The recent discovery of nuclear OGDH pools requires specialized methodological approaches for reliable detection:

• Epitope accessibility enhancement: For detection of nuclear OGDH, modified fixation and permeabilization protocols using methanol/acetone fixation (10 minutes at -20°C) followed by 0.5% Triton X-100 treatment significantly improves nuclear epitope accessibility compared to standard formaldehyde fixation.

• Dual antibody validation approach: Combining antibodies targeting different OGDH epitopes (N-terminal and C-terminal) in sequential or simultaneous detection schemes can confirm authentic nuclear signals versus artifacts. True nuclear OGDH should be detected by antibodies targeting multiple distinct epitopes.

• Chromatin fractionation techniques: Standard nuclear isolation protocols may not effectively separate chromatin-bound OGDH from soluble nuclear proteins. Modified chromatin fractionation protocols with micrococcal nuclease digestion better preserve and isolate chromatin-associated OGDH for immunoblotting analysis.

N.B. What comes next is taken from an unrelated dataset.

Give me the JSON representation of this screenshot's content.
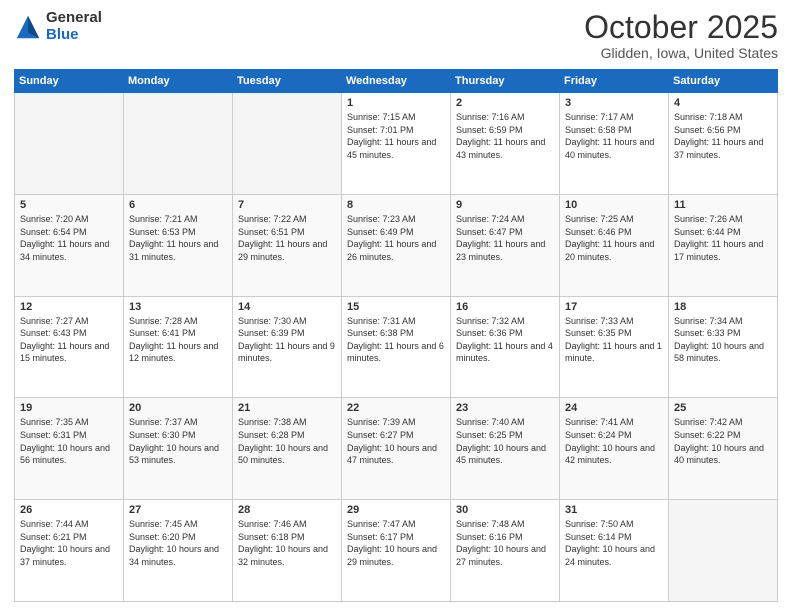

• Super-resolution co-localization: STED or STORM microscopy combined with chromatin markers (like H3K27Ac) and specific transcription factor antibodies (such as KAT2A) provides spatial resolution below 50nm, sufficient to confirm genuine association of OGDH with specific chromatin regions versus non-specific nuclear signals.

• Live-cell tracking approaches: Expression of OGDH-HaloTag fusion proteins combined with specific antibody fragment detection systems enables dynamic tracking of OGDH translocation between mitochondrial and nuclear compartments in response to metabolic signals, complementing fixed-cell antibody studies.

How might advanced multiplexing techniques with OGDH antibodies reveal new insights into metabolic regulation at the tissue level?

Advanced multiplexing approaches using OGDH antibodies in conjunction with other metabolic markers enable systems-level analysis of metabolic regulation:

• Cyclic immunofluorescence (CycIF): Sequential staining-imaging-bleaching cycles with OGDH antibodies combined with up to 30-40 other metabolic enzymes, signaling proteins, and cell-type markers on the same tissue section reveals coordinated metabolic adaptations across heterogeneous cell populations.

• Multiplex immunohistochemistry with spectral unmixing: Combining OGDH antibodies with antibodies against other TCA cycle components (IDH, SDH, FH) and regulatory proteins using distinct chromogens or fluorophores allows visualization of the complete metabolic pathway architecture in tissue contexts.

• Mass spectrometry imaging with antibody-conjugated metal tags: Mass cytometry techniques (IMC, MIBI-TOF) using OGDH antibodies conjugated to rare earth metals enables simultaneous detection of dozens of proteins on tissue sections at subcellular resolution, correlating OGDH distribution with metabolic and signaling states.

• Spatial transcriptomics correlation: Combined OGDH immunostaining with spatial transcriptomics on serial sections creates integrated protein-transcript maps, revealing post-transcriptional regulation of OGDH across different microenvironments.

• Multi-scale imaging approaches: Correlative light and electron microscopy using OGDH antibody labeling bridges the resolution gap between fluorescence microscopy and ultrastructural analysis, precisely localizing OGDH within mitochondrial compartments and at sites of mitochondria-nucleus contact.